In my last post, I alluded to things not going so well in 2023 and how I’ve coped. (Or maybe I just imagined that I mentioned that… it was late when I was typing up that post. I could go and look, but whatever.) Honestly, it hasn’t just been 2023 that’s sucked, but we’re going to go with just this year.
For the last 3 years, I’ve been my mother’s full-time primary caregiver, while holding down a full-time job. I was fortunate to be able to work from home, both before and after the pandemic, so I was able to fit the caregiving into my schedule relatively seamlessly. Well, my mother passed away in May and as you might be able to imagine, I’ve been at a loose end. So to help cope – or maybe to hide from the world, same diff – I threw myself into reading all the books. Anything that would distract me from the hurt, I read. Mom passed mid-month and I read 12 books by the end of the month, resulting in 22 read for the whole month.
June was much the same – I threw myself into more reading while planning all the things you do when someone passes away, when my dad decided that he needed to fracture two ribs in mid-June. To say that my mind wasn’t on my actual work is an understatement, but I persevered – and still managed to read 49 books that month. By this time, I was definitely not happy with my job – I was woefully out of my depth and not trained well for it, but I was trying. After coming back from bereavement leave and then after Dad’s accident, I started to wonder if I really needed to be that unhappy…
And then July happened. Yeah. My favorite month of the year because it’s my birthday month… and then work and I had a sit down and they decided to “let me go” because I wasn’t performing well. You know, I’m not going to argue with that, except to say that moving someone into a position they’ve never done and did not receive training to do (and did not go to school for) wasn’t the smartest move they made. But I dealt with by… you guessed it, more reading! July resulted in 40 books to add to my yearly total.

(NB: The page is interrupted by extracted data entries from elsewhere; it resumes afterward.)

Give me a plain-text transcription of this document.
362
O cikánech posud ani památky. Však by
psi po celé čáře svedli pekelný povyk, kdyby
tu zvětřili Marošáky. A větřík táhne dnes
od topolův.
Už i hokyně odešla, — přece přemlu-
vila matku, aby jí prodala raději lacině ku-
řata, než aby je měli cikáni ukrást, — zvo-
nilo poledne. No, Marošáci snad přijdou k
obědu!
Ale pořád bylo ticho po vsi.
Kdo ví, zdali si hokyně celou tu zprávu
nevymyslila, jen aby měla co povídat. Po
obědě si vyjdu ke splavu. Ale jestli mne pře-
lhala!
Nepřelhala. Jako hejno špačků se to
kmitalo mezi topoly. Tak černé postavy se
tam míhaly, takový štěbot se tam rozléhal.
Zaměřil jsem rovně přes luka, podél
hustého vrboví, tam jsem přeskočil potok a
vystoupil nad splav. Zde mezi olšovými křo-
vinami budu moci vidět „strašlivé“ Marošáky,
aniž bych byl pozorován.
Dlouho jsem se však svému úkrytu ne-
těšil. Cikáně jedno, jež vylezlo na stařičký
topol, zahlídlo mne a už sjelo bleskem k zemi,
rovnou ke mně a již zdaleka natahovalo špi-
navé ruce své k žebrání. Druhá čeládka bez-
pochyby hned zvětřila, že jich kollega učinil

We’re still in the first half of August and it looks like I’m slowing down a bit. Only 8 books so far, but definitely a 9th will be finished before we hit the 15th. I don’t think that it’s an indication that I’m coming out of grief, because I’m not. But I do think that it’s an indication that I’ve started to do more things for me – I spent 4 days with some of my most favorite people in the world in the mountains of Pennsylvania last week. I’ll be spending Sunday with one of my besties going to a show. However, as I’m still doing things with Mom’s estate and handling stuff for Dad, I’m still channeling frustration into reading about people who always get a happy ending. Sometimes there’s angst and agita along the way, but there’s always an HEA. Which gives me a bit of hope.
Perhaps channeling my grief into 109 books in the last 3 and some months wasn’t the healthiest way to manage, but it’s helped. Do I need therapy? Abso-fucking-lutely. And when I have insurance again, I’ll get it. But for now, I’ll keep reading books that make me happy; perhaps I’ll actually write a review or two. We’ll see when I hit my yearly goal of 300. I’m currently at 208. Do the numbers matter? Nah. But I do love having a measurable goal to aim for. (And that might be why I was not the best product manager. Who would have thought?)
Right now, my Goodreads tracker is looking a bit like this:
Considering over half of those are from the past few months, grief hasn’t made me a tougher judge. Nor has it made me a softer touch. I have really had a great run of books lately… let’s just hope that continues into the rest of the month/year! I’ll do another post at some point about numbers – I know some people put a lot of importance on them and some don’t care at all. Where do you fall?